In Prigionieri del nostro destino si parla di solitudine, desideri sopiti, insoddisfazione, ruoli familiari asfissianti, amicizie che sembrano solide ma non arrivano mai davvero in profondità. Tematiche che riguardano un po’ tutti noi e che Zucchi tratta con uno stile sempre più brillante, suscitando curiosità nel lettore, senza mai perdere il filo della tensione narrativa.

Lorenzo Zucchi dimostra ancora una volta la sua straordinaria maestria: con originalità stilistica e descrizioni nitide e trascinanti, riesce a restituire il senso di claustrofobia che ha segnato il periodo surreale del lockdown, e lo fa con intelligenza e misura, senza mai cedere alla retorica o al pietismo. È la cifra dei grandi autori: saper evocare emozioni profonde senza manipolarle, raccontare il dolore senza sfruttarlo, restituire la realtà senza indulgere nella facile commozione.
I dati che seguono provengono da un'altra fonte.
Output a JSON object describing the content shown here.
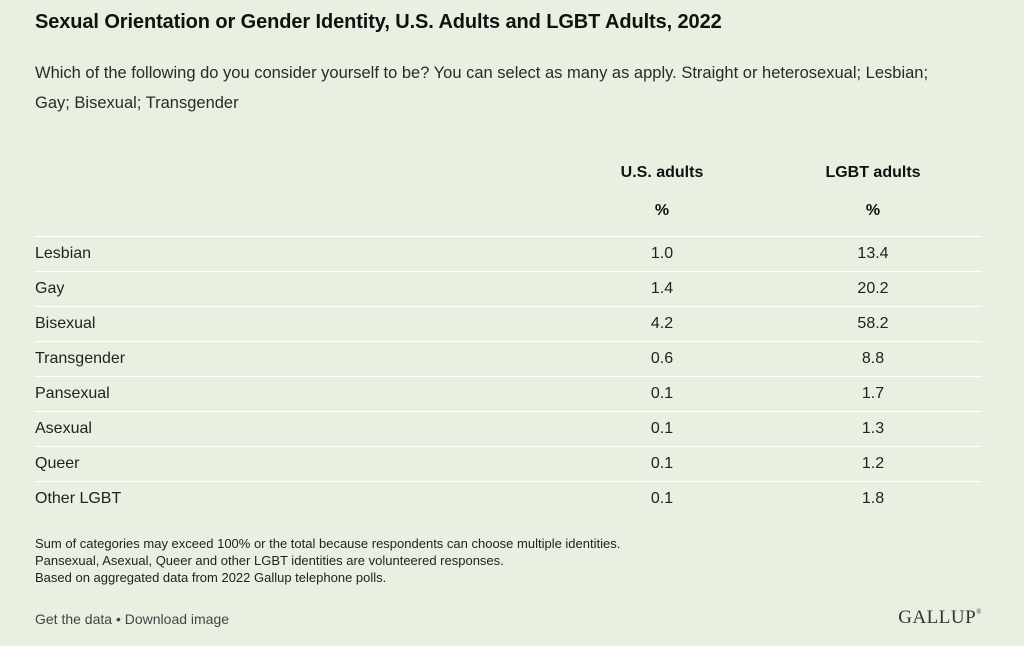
{
  "chart_data": {
    "type": "table",
    "title": "Sexual Orientation or Gender Identity, U.S. Adults and LGBT Adults, 2022",
    "subtitle": "Which of the following do you consider yourself to be? You can select as many as apply. Straight or heterosexual; Lesbian; Gay; Bisexual; Transgender",
    "columns": [
      {
        "name": "U.S. adults",
        "unit": "%"
      },
      {
        "name": "LGBT adults",
        "unit": "%"
      }
    ],
    "rows": [
      {
        "label": "Lesbian",
        "values": [
          "1.0",
          "13.4"
        ]
      },
      {
        "label": "Gay",
        "values": [
          "1.4",
          "20.2"
        ]
      },
      {
        "label": "Bisexual",
        "values": [
          "4.2",
          "58.2"
        ]
      },
      {
        "label": "Transgender",
        "values": [
          "0.6",
          "8.8"
        ]
      },
      {
        "label": "Pansexual",
        "values": [
          "0.1",
          "1.7"
        ]
      },
      {
        "label": "Asexual",
        "values": [
          "0.1",
          "1.3"
        ]
      },
      {
        "label": "Queer",
        "values": [
          "0.1",
          "1.2"
        ]
      },
      {
        "label": "Other LGBT",
        "values": [
          "0.1",
          "1.8"
        ]
      }
    ],
    "notes": [
      "Sum of categories may exceed 100% or the total because respondents can choose multiple identities.",
      "Pansexual, Asexual, Queer and other LGBT identities are volunteered responses.",
      "Based on aggregated data from 2022 Gallup telephone polls."
    ]
  },
  "footer": {
    "get_data": "Get the data",
    "separator": " • ",
    "download": "Download image",
    "logo": "GALLUP",
    "logo_mark": "®"
  },
  "colors": {
    "background": "#e8f0e2",
    "row_divider": "#ffffff"
  }
}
Il lockdown diventa uno stato mentale e il protagonista Mauro si scopre “prigioniero del proprio destino”, intrappolato in una vita che fino a poco prima pareva normale ma che ora mostra tutte le sue incrinature.

Questo libro in ogni sua parte non fa sconti: è lucido, malinconico, ironico e a tratti disturbante, come deve essere ogni opera che cerca davvero di esplorare l’abisso dell’essenza umana. L’atmosfera è spesso soffocante ma mai gratuitamente: è il riflesso autentico di un periodo storico che ha costretto molti a guardarsi dentro senza filtri.
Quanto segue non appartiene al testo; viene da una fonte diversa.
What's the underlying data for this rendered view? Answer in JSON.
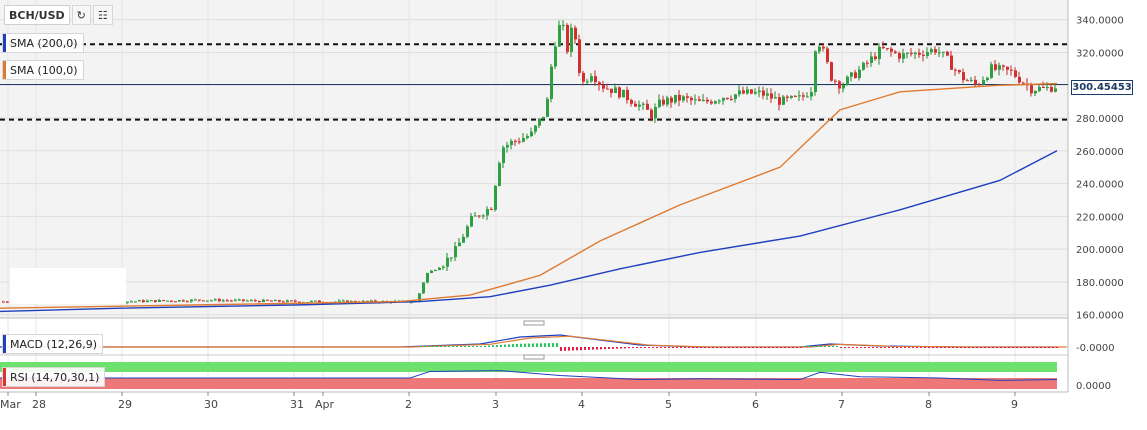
{
  "toolbar": {
    "symbol": "BCH/USD",
    "refresh_icon": "refresh-icon",
    "calendar_icon": "calendar-icon"
  },
  "indicators": {
    "sma200": {
      "label": "SMA (200,0)",
      "color": "#1f3fbf"
    },
    "sma100": {
      "label": "SMA (100,0)",
      "color": "#e07a2f"
    },
    "macd": {
      "label": "MACD (12,26,9)",
      "value": "-0.0000"
    },
    "rsi": {
      "label": "RSI (14,70,30,1)",
      "value": "0.0000"
    }
  },
  "current_price": "300.45453",
  "chart_data": {
    "type": "candlestick",
    "title": "",
    "y_ticks": [
      "340.0000",
      "320.0000",
      "300.0000",
      "280.0000",
      "260.0000",
      "240.0000",
      "220.0000",
      "200.0000",
      "180.0000",
      "160.0000"
    ],
    "ylim": [
      158,
      352
    ],
    "x_ticks": [
      "Mar",
      "28",
      "29",
      "30",
      "31",
      "Apr",
      "2",
      "3",
      "4",
      "5",
      "6",
      "7",
      "8",
      "9"
    ],
    "horizontal_levels": [
      325,
      279
    ],
    "current_price_line": 300.45,
    "series": [
      {
        "name": "SMA (200,0)",
        "color": "#1f3fbf",
        "values": [
          [
            0,
            162
          ],
          [
            120,
            164
          ],
          [
            300,
            166
          ],
          [
            420,
            168
          ],
          [
            490,
            171
          ],
          [
            550,
            178
          ],
          [
            620,
            188
          ],
          [
            700,
            198
          ],
          [
            800,
            208
          ],
          [
            900,
            224
          ],
          [
            1000,
            242
          ],
          [
            1057,
            260
          ]
        ]
      },
      {
        "name": "SMA (100,0)",
        "color": "#e07a2f",
        "values": [
          [
            0,
            164
          ],
          [
            200,
            166
          ],
          [
            400,
            168
          ],
          [
            470,
            172
          ],
          [
            540,
            184
          ],
          [
            600,
            205
          ],
          [
            680,
            227
          ],
          [
            780,
            250
          ],
          [
            840,
            285
          ],
          [
            900,
            296
          ],
          [
            1000,
            300
          ],
          [
            1057,
            301
          ]
        ]
      }
    ],
    "price_path": [
      [
        0,
        168
      ],
      [
        120,
        168
      ],
      [
        200,
        169
      ],
      [
        300,
        168
      ],
      [
        415,
        168
      ],
      [
        425,
        185
      ],
      [
        440,
        190
      ],
      [
        455,
        200
      ],
      [
        470,
        218
      ],
      [
        490,
        226
      ],
      [
        500,
        262
      ],
      [
        510,
        265
      ],
      [
        530,
        270
      ],
      [
        545,
        285
      ],
      [
        552,
        322
      ],
      [
        560,
        340
      ],
      [
        566,
        322
      ],
      [
        572,
        338
      ],
      [
        580,
        300
      ],
      [
        590,
        308
      ],
      [
        600,
        300
      ],
      [
        620,
        295
      ],
      [
        640,
        287
      ],
      [
        650,
        282
      ],
      [
        660,
        290
      ],
      [
        680,
        292
      ],
      [
        700,
        289
      ],
      [
        720,
        293
      ],
      [
        740,
        295
      ],
      [
        760,
        295
      ],
      [
        780,
        290
      ],
      [
        800,
        292
      ],
      [
        810,
        298
      ],
      [
        815,
        330
      ],
      [
        822,
        320
      ],
      [
        830,
        305
      ],
      [
        840,
        300
      ],
      [
        860,
        310
      ],
      [
        880,
        322
      ],
      [
        900,
        318
      ],
      [
        920,
        320
      ],
      [
        935,
        322
      ],
      [
        945,
        316
      ],
      [
        960,
        305
      ],
      [
        975,
        300
      ],
      [
        990,
        310
      ],
      [
        1010,
        308
      ],
      [
        1030,
        298
      ],
      [
        1045,
        298
      ],
      [
        1057,
        300
      ]
    ],
    "macd_signal": [
      [
        0,
        0
      ],
      [
        400,
        0
      ],
      [
        480,
        3
      ],
      [
        520,
        10
      ],
      [
        560,
        12
      ],
      [
        600,
        7
      ],
      [
        640,
        2
      ],
      [
        700,
        0
      ],
      [
        800,
        0
      ],
      [
        830,
        3
      ],
      [
        880,
        1
      ],
      [
        960,
        0
      ],
      [
        1057,
        0
      ]
    ],
    "rsi": [
      [
        0,
        52
      ],
      [
        410,
        52
      ],
      [
        430,
        68
      ],
      [
        500,
        70
      ],
      [
        560,
        58
      ],
      [
        640,
        48
      ],
      [
        700,
        50
      ],
      [
        800,
        48
      ],
      [
        820,
        66
      ],
      [
        860,
        55
      ],
      [
        940,
        52
      ],
      [
        1000,
        46
      ],
      [
        1057,
        48
      ]
    ]
  }
}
Prigionieri del nostro destino è un romanzo unico, stilisticamente impeccabile e narrativamente corrosivo. È una prova d’autore intensa e coraggiosa. Un romanzo che ci ricorda che anche nei momenti di immobilità apparente, le menti possono correre lontano, e a volte non tornare più indietro. Zucchi firma un’opera dove non c’è nessuna via d’uscita. Non c’è nemmeno un eroe. Solo un uomo qualunque che, nel momento più assurdo della storia recente, scopre che forse la vita che viveva non era la sua.

In un panorama letterario spesso popolato da storie consolatorie e finali rassicuranti, leggere Prigionieri del nostro destino è un atto di ribellione che si impone come un colpo diretto, brutale, che scuote e lascia il segno. Una pellicola mentale da vedere a luci spente. Un’opera che inquieta e fa pensare.